Sono trascorsi due secoli da quando il godibilissimo scritto, che è riportato in questa stessa pagina, è stato pubblicato e, pare volesse farci un ragalo, saltando fuori da un vecchio libro, di quelli grossi e polverosi che da decenni occupano la libreria e sono ormai parte integrante dell’arredamento. Così, per puro, caso è stato riscoperto uno dei primi articoli del giornalismo moderno. Scritto nel 1765 dal conte Pietro Verri, intellettuale illuminista milanese, e pubblicato nel “foglio di stampa”, di cui era ideatore e direttore, chiamato “Il caffè”: Collaborarono al giornale, suo fratello Alesandro, Cesare Beccaria e altre figure importanti del periodo e fu punto di riferimento per i giovani dell’epoca, desiderosi appunto di essere “illuminati”.

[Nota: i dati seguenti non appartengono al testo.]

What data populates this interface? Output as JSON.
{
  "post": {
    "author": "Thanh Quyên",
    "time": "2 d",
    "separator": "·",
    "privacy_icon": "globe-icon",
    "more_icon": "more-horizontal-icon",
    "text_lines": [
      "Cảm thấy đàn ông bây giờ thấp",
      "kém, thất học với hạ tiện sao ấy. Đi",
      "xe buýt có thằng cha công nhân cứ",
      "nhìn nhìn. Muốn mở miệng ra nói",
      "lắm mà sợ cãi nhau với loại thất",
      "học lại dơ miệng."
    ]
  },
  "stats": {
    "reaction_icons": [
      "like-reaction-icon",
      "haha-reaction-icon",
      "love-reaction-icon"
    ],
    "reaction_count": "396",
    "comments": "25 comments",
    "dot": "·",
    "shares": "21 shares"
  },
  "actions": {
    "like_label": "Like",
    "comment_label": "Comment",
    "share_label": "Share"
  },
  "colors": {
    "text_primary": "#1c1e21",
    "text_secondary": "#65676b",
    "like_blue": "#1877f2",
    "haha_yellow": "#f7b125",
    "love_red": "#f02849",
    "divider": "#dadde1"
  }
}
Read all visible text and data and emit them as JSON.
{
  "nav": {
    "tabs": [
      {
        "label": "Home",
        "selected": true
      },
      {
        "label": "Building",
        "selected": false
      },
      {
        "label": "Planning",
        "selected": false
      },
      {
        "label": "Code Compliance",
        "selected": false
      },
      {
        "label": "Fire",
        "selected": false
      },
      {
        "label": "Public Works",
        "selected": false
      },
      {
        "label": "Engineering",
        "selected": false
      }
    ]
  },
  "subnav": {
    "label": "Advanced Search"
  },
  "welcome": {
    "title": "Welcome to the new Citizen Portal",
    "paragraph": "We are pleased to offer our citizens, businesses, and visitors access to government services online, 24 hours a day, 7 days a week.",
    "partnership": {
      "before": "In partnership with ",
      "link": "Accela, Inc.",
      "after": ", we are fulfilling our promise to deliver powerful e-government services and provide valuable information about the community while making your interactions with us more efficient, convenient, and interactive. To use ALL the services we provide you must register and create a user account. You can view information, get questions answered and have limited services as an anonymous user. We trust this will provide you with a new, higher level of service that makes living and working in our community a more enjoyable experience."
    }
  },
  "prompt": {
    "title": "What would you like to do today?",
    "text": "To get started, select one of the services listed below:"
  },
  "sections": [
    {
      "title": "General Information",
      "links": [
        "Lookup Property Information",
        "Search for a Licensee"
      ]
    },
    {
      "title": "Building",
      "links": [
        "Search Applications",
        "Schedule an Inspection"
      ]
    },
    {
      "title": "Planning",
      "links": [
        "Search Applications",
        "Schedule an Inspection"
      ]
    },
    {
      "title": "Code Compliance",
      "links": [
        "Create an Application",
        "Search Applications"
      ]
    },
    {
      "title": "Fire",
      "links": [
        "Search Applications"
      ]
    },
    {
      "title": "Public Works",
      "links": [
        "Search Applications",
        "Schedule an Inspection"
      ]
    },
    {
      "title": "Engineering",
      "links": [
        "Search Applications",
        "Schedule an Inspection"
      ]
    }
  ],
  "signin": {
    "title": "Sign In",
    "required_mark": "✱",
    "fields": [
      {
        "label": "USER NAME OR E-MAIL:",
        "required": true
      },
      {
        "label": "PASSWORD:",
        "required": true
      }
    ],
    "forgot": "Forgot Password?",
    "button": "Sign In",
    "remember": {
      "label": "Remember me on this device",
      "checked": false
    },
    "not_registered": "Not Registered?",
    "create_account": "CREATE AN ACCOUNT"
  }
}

Questo “chicco” de “Il caffè” forse oggi può fare un pò sorridere ma, allo stesso tempo, sorprende per quanto poco sia cambiato l’italiano da allora. E che dire del contenuto…è di estrema attualità, di buon augurio per tutti coloro, specialmente giovani, che si avviano a svolgere il mestier di giornalista e anche per coloro che non hanno mai avuto il coraggio di far leggere i propri scritti. E’ dunque proprio il caso di ringraziare Pietro Verri, anche perché già da allora, pur essendo settentrionale ma studente di retorica a Roma, avendo percorso tutta l’Italia settecentesca si professava, non solo italiano, ma un convinto europeo.
«Scrivete, o giovani di talento, giovani animati da un sincero amore del vero e del bello; scrivete. Scrivete cose che riscuotano dal letargo i vostri cittadini e gli spingano a leggere e a rendersi più colti; sferzate i ridicoli pregiudizi che incatenano gli uomini e gli allontanano dal ben fare; comunicate agli uomini le idee chiare, utili e ben disposte; cercate insomma di rendere migliori, e nel cuore e nello spirito i vostri contemporanei come fate voi sopra medesimi; e allora siate sicuri che non vi mancheranno coll’avanzarvi nella carriera delle lettere tutti i piaceri che s’ottengono colla distinzione e colla stima universale: Vi saranno sempre, è vero, in qualche angolo oscuro de’ pedanti che mal sofriranno di vedervi su quella strada, ma questi , a misura che farete progressi, anderanno sempre più occultandosi, sin tanto che resti ad essi tutta l’amarezza di dir male ed a voi non giunga neppure il suono della loro voce. Più voi sarete colti e amabili ne’ vostri scritti, e più coloro spargeranno che mancate di profondere le vostre idee. L’interesse di chi non sà scriver bene è di sostenere che gli autori, che più universalmente piacciono, non sanno scrive bene. Noi co’ nostri fogli ci siamo particolarmente proposti di combattere molte di quelle chimere che più s’oppongono ai progressi degl’ingegni italiani. La natura ha fatto di tutto perché noi fossimo distinti fra le più colte nazioni del mondo; ma forse la troppa dolcezza del carattere di noi italiani ci ha fatti con somma felicità piegare l’un dopo l’altro al giudizio di alcuni pochi, i quali ci hanno voluto porre in ceppi, dirò così, l’anima e ne hanno pedaggiate le facoltà. Tempo è ormai che in una materia libera, qual è quella delle lettere, sia dato ad ognuno il sentire con proprio sentimento e il “rendere” le proprie idee quali si ricevono sa’ sensi, et aperto vivere voto».